All of the 37,000 in Israel now arrived there illegally — paying large sums of money to smugglers to take them from Egypt across the Sinai desert and into the country. Most of them have spent time in Holot, the detention facility that can house up to 25,00 migrants. Israel says it plans to shut down Holot in the next few months.
They have been in a legal limbo in Israel, allowed to perform jobs that most Israelis do not want to do, like cleaning or construction. Their children get free education, but they do not receive government-subsidized medical care. They need to renew their visas every two months.
The vast majority of those currently in Israel have been there for years, and want to stay indefinitely. Jacobovitz says that 14,000 have submitted asylum requests, of which at least 7,000 were declined and 6,000 are still pending. Only a handful have received refugee status.
The planned deportations have sparked outrage in Israel and abroad. A group of El Al pilots wrote on Facebook that they would refuse to fly planes taking deportees to Africa. More than 500 psychologists sent a letter to Israeli Prime Minister Benjamin Netanyahu, saying that forcing them to leave would do psychological harm. A separate group of 350 doctors signed a similar petition.
Opposition has also come from almost 500 academics in Israel, who referred to the deportation and murder of Jews during the Holocaust.
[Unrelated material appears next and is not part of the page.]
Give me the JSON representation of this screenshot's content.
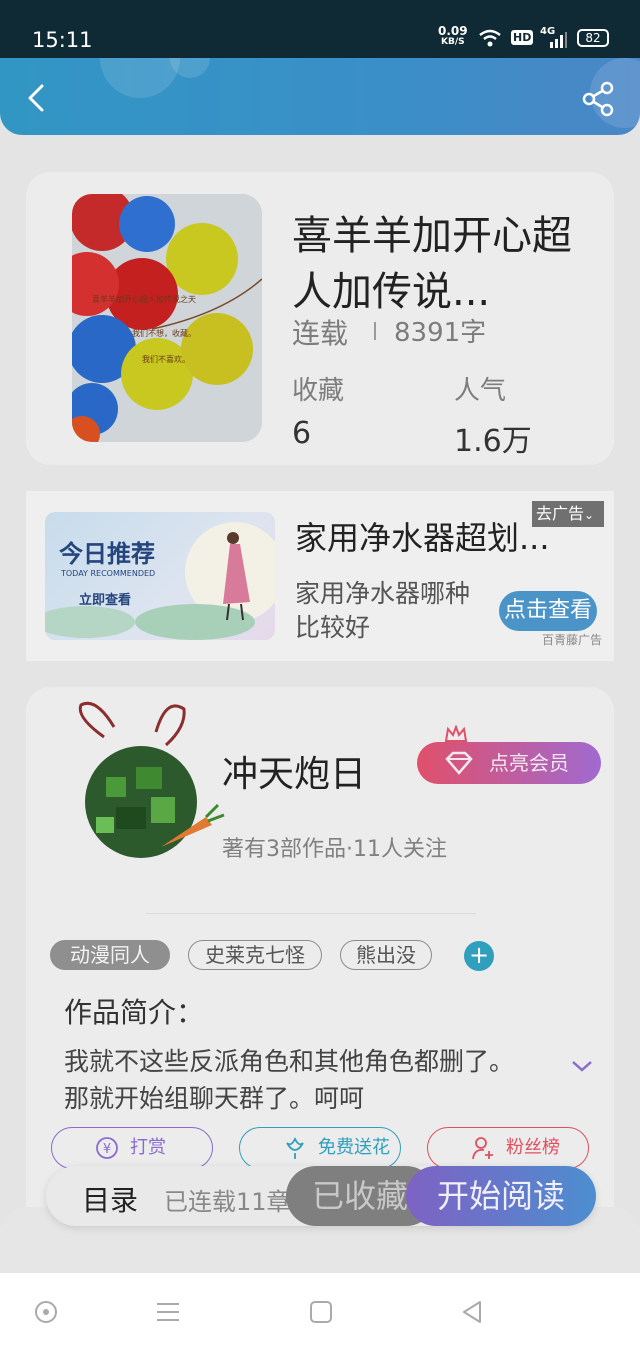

“We must remember that we, too, were once persecuted and victimized,” they wrote, according to a report in Haaretz. “We, too, were once aliens and we should happily embrace refugees who have fled their homeland in order to save their and their families’ lives.”
In the United States, almost 900 Jewish clergy from America and from Canada across the religious spectrum signed a letter asking Netanyahu to change his decision and not deport the asylum-seekers.
In just a few weeks, Miklat Israel has commitments from more than 600 Israelis to house and feed the refugees if needed, Rabbi Susan Silverman said. It is not clear if they will be taking an illegal action. In many countries, including the United States, it is not illegal to offer sanctuary.
“The point of asking people to do this shows the government that the Israeli public has learned from our history and has a sense of Jewish values treating the stranger with dignity and compassion,” Silverman said. “When it’s time for Israel’s 70th anniversary, we hope it won’t be marred by having deported people.”
Linda Gradstein is a freelance journalist based in Jerusalem and a lecturer at New York University-Tel Aviv.